Im Mittelpunkt der Diskussion stehen die Einstellung der Reparationszahlungen und die Entlassung der verurteilten Kriegsgefangenen. Bei Wegfall der Reparationszahlungen erhofft die Bevölkerung, dass dadurch der Regierung der DDR größere Mittel zur Erhöhung des Lebensstandards der Bevölkerung zur Verfügung stehen. Die Rückführung der verurteilten Kriegsgefangenen wird begrüßt, es treten jedoch noch Unklarheiten auf über die Zahl der Rückzuführenden. Weiterhin wird zum Kommuniqué geäußert, dass dies eine gute Verhandlungsgrundlage gibt und die Sowjetunion erneut den Beweis erbringt, dass sie jederzeit für die Einheit Deutschlands eintritt.

Dazu folgende Beispiele:

Im Kreis Belzig, Bezirk Potsdam, wurde in allen Betrieben, MTS und in der LPG über das Kommuniqué diskutiert. Es wurde überall begrüßt und die großzügige Haltung der Sowjetunion löste einstimmige Zustimmung aus. Die Belegschaften erhoffen sich dadurch eine bedeutende Verbesserung der Wirtschafts- und Versorgungslage. Delegationen der Betriebe, MTS und LPG begaben sich mit ihren Fahnen zur sowjetischen Kreiskommandantur, um für die großzügige Handlungsweise der Sowjetarmee zu danken.

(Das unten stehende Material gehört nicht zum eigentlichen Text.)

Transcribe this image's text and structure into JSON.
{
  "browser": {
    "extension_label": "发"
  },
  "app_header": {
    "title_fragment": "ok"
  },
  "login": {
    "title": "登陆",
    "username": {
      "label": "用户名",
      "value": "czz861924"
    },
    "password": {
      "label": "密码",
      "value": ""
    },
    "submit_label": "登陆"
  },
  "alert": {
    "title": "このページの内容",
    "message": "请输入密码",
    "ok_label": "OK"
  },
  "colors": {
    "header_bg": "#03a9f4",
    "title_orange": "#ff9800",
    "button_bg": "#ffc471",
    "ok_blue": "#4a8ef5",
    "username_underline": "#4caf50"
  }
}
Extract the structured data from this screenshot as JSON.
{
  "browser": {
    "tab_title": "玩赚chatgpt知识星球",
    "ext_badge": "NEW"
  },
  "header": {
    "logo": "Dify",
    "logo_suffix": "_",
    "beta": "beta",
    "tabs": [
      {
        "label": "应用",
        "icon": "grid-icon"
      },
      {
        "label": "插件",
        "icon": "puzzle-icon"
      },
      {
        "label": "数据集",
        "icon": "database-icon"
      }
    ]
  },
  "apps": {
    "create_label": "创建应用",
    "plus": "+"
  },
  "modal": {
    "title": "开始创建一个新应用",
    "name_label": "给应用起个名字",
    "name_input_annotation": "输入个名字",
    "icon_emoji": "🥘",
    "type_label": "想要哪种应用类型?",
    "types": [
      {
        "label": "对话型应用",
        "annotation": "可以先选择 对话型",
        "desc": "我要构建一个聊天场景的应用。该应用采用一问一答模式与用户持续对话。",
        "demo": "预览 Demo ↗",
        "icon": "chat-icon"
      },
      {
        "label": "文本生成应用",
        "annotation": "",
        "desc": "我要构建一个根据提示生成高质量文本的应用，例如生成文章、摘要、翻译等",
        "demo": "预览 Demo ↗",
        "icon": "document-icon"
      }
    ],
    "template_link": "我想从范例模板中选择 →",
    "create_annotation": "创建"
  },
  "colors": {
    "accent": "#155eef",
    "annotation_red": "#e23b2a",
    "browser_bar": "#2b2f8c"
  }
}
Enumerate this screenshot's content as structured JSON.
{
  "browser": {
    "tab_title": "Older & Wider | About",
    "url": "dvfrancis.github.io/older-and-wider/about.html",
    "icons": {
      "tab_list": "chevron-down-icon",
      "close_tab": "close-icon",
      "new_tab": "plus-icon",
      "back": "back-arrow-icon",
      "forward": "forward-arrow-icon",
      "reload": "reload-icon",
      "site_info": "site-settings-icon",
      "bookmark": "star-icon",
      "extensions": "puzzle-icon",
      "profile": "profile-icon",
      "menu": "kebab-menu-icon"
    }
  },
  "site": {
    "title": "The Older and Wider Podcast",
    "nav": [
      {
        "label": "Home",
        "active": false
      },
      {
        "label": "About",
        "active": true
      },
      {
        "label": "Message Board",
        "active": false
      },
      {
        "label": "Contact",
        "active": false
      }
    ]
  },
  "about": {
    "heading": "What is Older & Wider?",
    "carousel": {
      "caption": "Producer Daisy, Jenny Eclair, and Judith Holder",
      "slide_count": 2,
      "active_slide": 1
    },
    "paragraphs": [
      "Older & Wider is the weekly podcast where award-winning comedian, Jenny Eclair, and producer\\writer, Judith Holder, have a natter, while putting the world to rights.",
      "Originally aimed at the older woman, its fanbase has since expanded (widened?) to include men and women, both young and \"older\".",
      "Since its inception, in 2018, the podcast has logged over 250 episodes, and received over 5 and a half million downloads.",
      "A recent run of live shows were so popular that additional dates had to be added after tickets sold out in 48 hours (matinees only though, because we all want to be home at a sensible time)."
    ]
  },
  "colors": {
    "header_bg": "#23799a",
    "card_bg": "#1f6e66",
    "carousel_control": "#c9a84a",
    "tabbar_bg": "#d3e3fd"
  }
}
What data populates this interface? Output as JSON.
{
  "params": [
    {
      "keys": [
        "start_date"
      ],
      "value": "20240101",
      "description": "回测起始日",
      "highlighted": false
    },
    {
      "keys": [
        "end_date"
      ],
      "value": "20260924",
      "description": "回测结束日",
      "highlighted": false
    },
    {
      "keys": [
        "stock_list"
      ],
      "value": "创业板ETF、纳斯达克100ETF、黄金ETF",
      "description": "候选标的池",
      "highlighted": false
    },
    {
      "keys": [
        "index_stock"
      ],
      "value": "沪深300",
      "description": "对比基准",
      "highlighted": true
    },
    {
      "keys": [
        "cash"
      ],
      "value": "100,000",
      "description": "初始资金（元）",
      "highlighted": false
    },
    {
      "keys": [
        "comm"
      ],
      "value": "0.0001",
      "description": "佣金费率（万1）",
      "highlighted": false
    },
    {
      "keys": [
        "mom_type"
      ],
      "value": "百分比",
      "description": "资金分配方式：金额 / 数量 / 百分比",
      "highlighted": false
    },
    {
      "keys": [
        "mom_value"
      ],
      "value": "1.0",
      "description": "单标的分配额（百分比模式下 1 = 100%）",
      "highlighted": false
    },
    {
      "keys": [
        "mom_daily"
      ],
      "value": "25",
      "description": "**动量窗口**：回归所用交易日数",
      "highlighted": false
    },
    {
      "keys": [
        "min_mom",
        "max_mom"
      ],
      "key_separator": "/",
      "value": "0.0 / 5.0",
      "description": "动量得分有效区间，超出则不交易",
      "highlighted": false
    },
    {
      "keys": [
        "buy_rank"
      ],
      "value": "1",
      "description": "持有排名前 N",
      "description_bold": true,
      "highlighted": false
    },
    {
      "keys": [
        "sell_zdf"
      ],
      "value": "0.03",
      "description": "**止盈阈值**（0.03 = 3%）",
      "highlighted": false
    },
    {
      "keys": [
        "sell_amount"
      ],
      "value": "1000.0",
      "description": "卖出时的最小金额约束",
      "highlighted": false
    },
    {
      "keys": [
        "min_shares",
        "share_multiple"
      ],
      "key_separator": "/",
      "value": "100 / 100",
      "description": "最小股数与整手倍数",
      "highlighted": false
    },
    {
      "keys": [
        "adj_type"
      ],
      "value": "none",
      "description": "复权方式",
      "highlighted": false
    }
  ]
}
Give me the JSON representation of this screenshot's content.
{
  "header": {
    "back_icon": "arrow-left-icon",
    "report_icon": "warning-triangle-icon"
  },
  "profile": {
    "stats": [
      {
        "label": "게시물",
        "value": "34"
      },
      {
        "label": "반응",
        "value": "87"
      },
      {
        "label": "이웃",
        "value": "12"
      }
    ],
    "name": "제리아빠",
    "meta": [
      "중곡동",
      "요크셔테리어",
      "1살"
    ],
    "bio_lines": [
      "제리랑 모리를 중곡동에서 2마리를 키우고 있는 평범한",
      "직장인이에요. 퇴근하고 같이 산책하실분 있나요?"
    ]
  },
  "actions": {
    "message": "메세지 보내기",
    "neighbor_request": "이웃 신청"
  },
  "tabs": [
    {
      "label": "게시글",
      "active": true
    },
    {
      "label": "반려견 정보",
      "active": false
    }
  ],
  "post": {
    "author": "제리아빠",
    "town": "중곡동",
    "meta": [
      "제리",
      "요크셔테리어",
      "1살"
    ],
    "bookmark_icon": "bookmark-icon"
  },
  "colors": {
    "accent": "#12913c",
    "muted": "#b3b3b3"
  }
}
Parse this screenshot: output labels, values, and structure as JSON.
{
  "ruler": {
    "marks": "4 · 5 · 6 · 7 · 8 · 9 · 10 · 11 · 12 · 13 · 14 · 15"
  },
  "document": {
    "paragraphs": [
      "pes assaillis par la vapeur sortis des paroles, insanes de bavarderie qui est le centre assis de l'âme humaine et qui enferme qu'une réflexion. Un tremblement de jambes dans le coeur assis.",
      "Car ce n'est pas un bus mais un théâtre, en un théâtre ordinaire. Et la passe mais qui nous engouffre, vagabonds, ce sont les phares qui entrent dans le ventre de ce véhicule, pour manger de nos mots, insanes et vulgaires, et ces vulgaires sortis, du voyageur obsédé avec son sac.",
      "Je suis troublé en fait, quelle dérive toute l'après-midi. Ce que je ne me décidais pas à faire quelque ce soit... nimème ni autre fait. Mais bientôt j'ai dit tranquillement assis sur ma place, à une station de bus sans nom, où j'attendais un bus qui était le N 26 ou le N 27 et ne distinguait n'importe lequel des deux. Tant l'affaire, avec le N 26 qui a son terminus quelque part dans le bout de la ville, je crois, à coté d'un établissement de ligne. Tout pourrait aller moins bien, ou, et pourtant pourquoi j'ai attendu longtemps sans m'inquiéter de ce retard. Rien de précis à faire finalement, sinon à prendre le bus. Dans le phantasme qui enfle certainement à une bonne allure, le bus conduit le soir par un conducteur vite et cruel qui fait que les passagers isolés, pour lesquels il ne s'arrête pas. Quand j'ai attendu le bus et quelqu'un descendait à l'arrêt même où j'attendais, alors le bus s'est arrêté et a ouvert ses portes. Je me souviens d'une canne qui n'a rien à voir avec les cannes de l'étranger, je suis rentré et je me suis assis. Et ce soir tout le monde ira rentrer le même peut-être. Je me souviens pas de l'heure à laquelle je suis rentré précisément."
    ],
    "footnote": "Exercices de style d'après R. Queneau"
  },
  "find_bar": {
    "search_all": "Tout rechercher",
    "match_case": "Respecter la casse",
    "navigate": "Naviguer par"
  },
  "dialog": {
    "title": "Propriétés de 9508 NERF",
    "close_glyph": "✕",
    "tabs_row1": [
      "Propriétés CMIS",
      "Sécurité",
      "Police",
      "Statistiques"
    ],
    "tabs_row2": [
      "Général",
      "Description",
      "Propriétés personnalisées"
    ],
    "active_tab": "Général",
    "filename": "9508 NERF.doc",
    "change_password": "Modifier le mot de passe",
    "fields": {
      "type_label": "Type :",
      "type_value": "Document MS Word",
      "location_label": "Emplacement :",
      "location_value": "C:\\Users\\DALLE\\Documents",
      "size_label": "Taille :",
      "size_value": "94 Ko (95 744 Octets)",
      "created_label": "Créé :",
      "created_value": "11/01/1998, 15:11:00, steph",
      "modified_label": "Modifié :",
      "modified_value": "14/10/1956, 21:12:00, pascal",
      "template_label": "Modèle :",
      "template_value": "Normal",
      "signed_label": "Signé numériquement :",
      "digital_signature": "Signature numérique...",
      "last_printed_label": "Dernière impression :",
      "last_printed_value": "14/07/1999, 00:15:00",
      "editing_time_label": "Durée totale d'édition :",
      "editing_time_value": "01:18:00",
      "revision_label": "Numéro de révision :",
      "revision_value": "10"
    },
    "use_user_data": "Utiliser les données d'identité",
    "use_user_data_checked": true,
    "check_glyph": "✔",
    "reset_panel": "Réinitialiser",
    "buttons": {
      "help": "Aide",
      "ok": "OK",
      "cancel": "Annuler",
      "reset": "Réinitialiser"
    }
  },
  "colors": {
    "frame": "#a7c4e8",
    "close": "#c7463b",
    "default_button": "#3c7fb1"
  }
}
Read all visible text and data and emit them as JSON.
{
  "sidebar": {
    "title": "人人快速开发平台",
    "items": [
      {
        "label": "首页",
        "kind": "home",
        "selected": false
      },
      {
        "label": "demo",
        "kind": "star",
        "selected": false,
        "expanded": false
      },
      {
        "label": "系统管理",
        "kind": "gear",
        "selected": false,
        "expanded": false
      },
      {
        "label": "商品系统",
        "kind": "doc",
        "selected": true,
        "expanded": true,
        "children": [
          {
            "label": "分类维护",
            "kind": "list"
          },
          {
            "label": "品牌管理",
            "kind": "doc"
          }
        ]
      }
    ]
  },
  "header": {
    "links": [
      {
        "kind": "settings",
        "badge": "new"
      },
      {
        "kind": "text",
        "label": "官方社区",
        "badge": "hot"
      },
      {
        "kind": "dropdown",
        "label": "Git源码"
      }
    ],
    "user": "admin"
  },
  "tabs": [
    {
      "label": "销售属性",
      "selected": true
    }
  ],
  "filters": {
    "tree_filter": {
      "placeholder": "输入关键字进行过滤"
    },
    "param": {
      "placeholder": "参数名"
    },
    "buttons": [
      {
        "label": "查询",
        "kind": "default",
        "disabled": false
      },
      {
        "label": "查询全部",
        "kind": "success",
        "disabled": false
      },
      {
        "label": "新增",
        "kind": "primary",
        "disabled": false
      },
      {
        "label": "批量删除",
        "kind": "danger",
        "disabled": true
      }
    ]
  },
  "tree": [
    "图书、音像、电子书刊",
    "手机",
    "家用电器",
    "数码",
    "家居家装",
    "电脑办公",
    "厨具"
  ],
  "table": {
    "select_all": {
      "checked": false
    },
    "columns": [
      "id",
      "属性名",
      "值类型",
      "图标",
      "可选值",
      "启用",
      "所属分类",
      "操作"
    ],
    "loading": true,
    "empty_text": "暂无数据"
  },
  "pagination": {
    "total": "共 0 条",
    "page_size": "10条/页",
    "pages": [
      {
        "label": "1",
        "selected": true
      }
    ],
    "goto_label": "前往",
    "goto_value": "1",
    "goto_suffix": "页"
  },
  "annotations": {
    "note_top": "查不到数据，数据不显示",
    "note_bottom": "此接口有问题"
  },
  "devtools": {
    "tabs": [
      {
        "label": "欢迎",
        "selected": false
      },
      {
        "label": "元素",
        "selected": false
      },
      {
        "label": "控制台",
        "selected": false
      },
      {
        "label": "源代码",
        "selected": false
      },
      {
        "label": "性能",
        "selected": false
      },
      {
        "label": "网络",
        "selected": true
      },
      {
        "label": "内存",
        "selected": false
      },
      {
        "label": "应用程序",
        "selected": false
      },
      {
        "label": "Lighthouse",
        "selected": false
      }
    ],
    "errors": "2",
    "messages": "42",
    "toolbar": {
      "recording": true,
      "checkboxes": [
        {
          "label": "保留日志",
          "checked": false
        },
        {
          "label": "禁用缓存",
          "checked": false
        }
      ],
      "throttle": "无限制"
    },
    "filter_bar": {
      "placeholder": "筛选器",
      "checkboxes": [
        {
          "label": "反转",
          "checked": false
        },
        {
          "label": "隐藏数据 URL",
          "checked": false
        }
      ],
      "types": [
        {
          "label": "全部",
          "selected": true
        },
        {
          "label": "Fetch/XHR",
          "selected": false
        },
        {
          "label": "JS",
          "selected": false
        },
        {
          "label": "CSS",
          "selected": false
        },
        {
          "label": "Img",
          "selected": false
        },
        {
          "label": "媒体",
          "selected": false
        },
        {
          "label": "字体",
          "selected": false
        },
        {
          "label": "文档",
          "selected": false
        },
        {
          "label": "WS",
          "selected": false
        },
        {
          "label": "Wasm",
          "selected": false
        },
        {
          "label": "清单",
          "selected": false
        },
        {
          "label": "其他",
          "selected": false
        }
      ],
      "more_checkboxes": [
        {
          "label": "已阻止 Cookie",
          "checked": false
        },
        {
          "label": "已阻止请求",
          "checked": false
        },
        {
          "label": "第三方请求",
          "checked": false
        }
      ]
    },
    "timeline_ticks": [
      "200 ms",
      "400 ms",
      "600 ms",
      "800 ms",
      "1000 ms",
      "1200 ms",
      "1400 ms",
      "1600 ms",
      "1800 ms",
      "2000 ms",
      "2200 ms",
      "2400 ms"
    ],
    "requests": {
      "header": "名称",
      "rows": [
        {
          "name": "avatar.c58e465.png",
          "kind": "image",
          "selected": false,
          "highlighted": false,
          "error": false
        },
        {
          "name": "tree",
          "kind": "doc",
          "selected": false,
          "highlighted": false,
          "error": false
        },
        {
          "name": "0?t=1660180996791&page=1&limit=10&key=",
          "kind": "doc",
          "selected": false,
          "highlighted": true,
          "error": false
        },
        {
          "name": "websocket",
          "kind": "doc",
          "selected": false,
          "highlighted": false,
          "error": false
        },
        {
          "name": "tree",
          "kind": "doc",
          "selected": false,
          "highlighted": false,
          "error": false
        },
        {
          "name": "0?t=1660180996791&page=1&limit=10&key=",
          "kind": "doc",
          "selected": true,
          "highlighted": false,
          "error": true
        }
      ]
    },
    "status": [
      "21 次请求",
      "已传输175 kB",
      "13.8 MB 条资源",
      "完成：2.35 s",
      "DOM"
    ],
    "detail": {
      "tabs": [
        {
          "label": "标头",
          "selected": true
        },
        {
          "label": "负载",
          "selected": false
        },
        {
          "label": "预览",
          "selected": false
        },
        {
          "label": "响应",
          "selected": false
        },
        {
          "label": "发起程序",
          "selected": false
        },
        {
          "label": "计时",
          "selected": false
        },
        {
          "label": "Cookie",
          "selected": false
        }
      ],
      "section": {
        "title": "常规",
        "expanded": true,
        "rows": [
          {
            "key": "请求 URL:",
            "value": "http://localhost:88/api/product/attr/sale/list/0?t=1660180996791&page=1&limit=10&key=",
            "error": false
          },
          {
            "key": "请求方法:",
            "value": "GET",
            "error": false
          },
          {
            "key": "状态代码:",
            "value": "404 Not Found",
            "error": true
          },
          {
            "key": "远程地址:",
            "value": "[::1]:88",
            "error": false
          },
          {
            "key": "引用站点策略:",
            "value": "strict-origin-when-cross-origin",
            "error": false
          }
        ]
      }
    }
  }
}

Im Bezirk Gera begaben sich Betriebsdelegationen, [Delegationen] des Kreisrates, der Partei und Massenorganisationen zur sowjetischen Kommandantur Lobenstein, um der Sowjetunion zu danken für den großen Schritt, den sie getan hat für die Erhaltung und Festigung des Friedens. Aus dem gleichen Grund wird am heutigen Tage auf dem Sportplatz in Lobenstein ein Freundschaftstreffen mit Angehörigen der Sowjetarmee durchgeführt.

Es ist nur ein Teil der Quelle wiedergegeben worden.